Streaming is Killing Music, and Other Ideas That Spark


To streaming services, you are merely a source of data that they can sell to advertisers. Their goal is to keep you listening as long as possible while paying as little attention as possible. Their algorithms are therefore designed to feed you as simple and non-engaging stream of background sound as possible. This is the antithesis of music. Music streaming is anti-music.

All right, so perhaps that is a bit inflammatory. Or is it? I was at a record store last week, in the evening, I was was the only one there so i felt comfortable taking my time. Browsing. An activity I find particularly pleasant.

There was a time when I would have had to mention that it was an independent store, not part of a chain. But the multinational record store chains are all gone now.
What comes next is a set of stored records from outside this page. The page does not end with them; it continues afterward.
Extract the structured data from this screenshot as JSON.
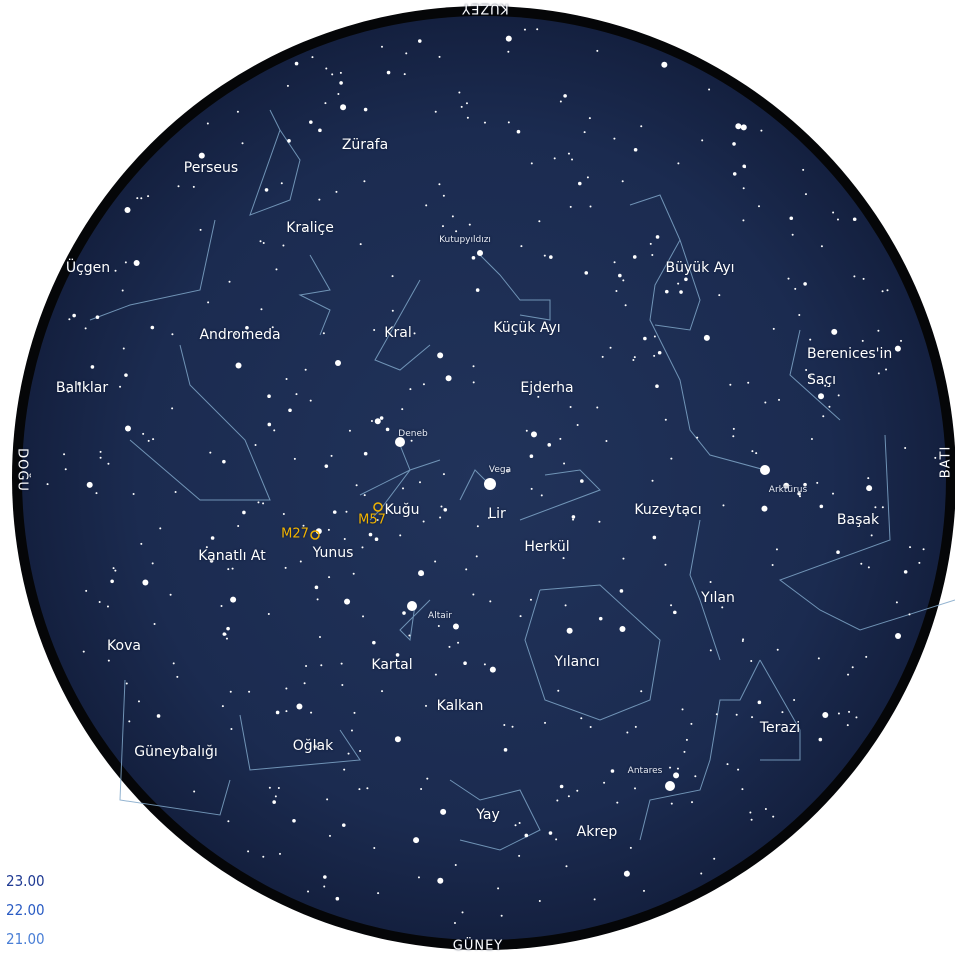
{
  "directions": {
    "north": "KUZEY",
    "south": "GÜNEY",
    "east": "DOĞU",
    "west": "BATI"
  },
  "constellations": [
    "Zürafa",
    "Perseus",
    "Kraliçe",
    "Üçgen",
    "Büyük Ayı",
    "Andromeda",
    "Kral",
    "Küçük Ayı",
    "Berenices'in Saçı",
    "Balıklar",
    "Ejderha",
    "Kuğu",
    "Lir",
    "Kuzeytacı",
    "Başak",
    "Kanatlı At",
    "Yunus",
    "Herkül",
    "Yılan",
    "Kova",
    "Kartal",
    "Yılancı",
    "Kalkan",
    "Terazi",
    "Güneybalığı",
    "Oğlak",
    "Yay",
    "Akrep"
  ],
  "stars": [
    "Kutupyıldızı",
    "Deneb",
    "Vega",
    "Arktürus",
    "Altair",
    "Antares"
  ],
  "deep_sky_objects": [
    "M27",
    "M57"
  ],
  "times": [
    "23.00",
    "22.00",
    "21.00"
  ]
}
The clerk was a little it bored and, because this was an independent store, he had on some really interesting music and we got to talking. The topic of streaming came up and I found myself having to explain, very slowly, that I didn’t subscribe to any streaming service. That I preferred to listen, deliberately, to a full album. That I thought artists, like everyone else, should all be paid decently for their work. That for me, streaming was the antithesis to music. The clerk nodded as if he was really thinking about this.
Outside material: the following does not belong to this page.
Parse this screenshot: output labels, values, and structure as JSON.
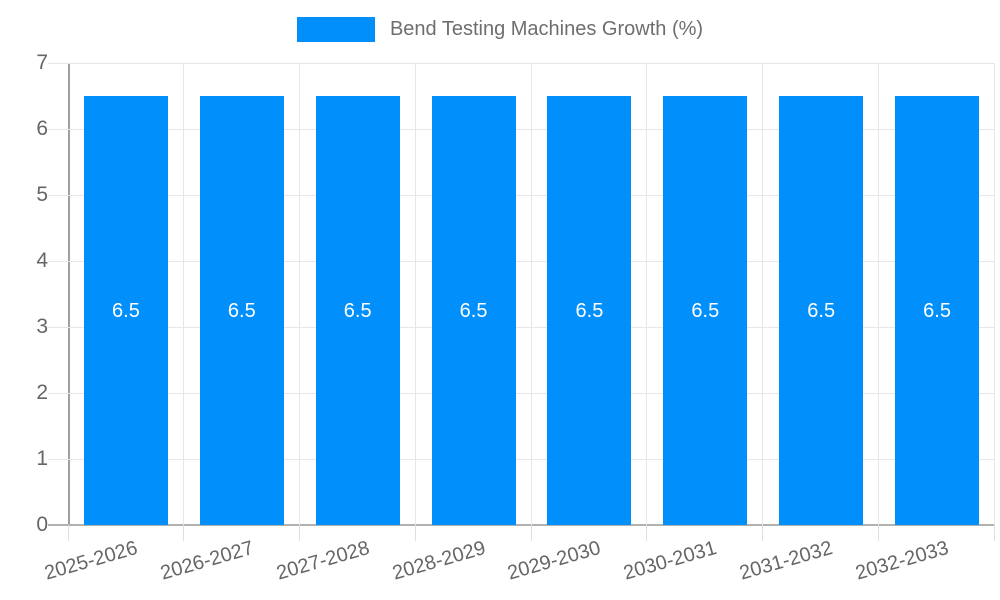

These are by no means original thoughts. The universe, in its typical universe-y fashion, reinforced these thoughts this weekend with one of my favourite podcasts: Spark, from the CBC. Really just a radio show, which underlines the fact that a podcast is essentially just a delivery mechanism, named for a device that had a brief, though very incandescent, life.

Nora Young hosts a heckuva good podcast over on the CBC.

Episode 467 is available for downloading from the CBC site here for another 6 months so you’ve got until September, 2020 to listen to it. Host Nora Young brings in experts and academics to talk about things like the ongoing commodification of our attention, psychological ownership, and the economics of the method in which most people consume music. It is fascinating listening, as Spark usually is. If you are at all interested in this topic, you should probably listen to this episode.

The one almost original idea I can add to the rhetoric is an aesthetic one perhaps best introduced with a questions: why do you listen to music? What do you get out of it? What does it add to your life?

Music streaming services don’t give a shit about music. They are all about getting you to NOT pay attention to the music their algorithm is playing for you. If you pay attention, you might turn off which would mean that you would stop providing them data that they can sell to advertisers.

But Paul, you may say, isn’t that what Satie was trying to do by creating “furniture music?” Isn’t this what minimalists and ambient artists like John Cage and Brian Eno are also trying to do.

No.

Furniture music, ambient music, and other related avant-gardes are trying to do the exact opposite. These are intellectual and emotional tactics trying to make a point. They are attempting to disrupt the status quo, forcibly, disconcertingly, jar you out of your complacency. Minimalism is punk with better table manners. Streaming services are capitalist zombie babies shambling forward arms outstretched only for your money, through your attention. Minimalism wants to set you free. Streaming doesn’t give a shit about you.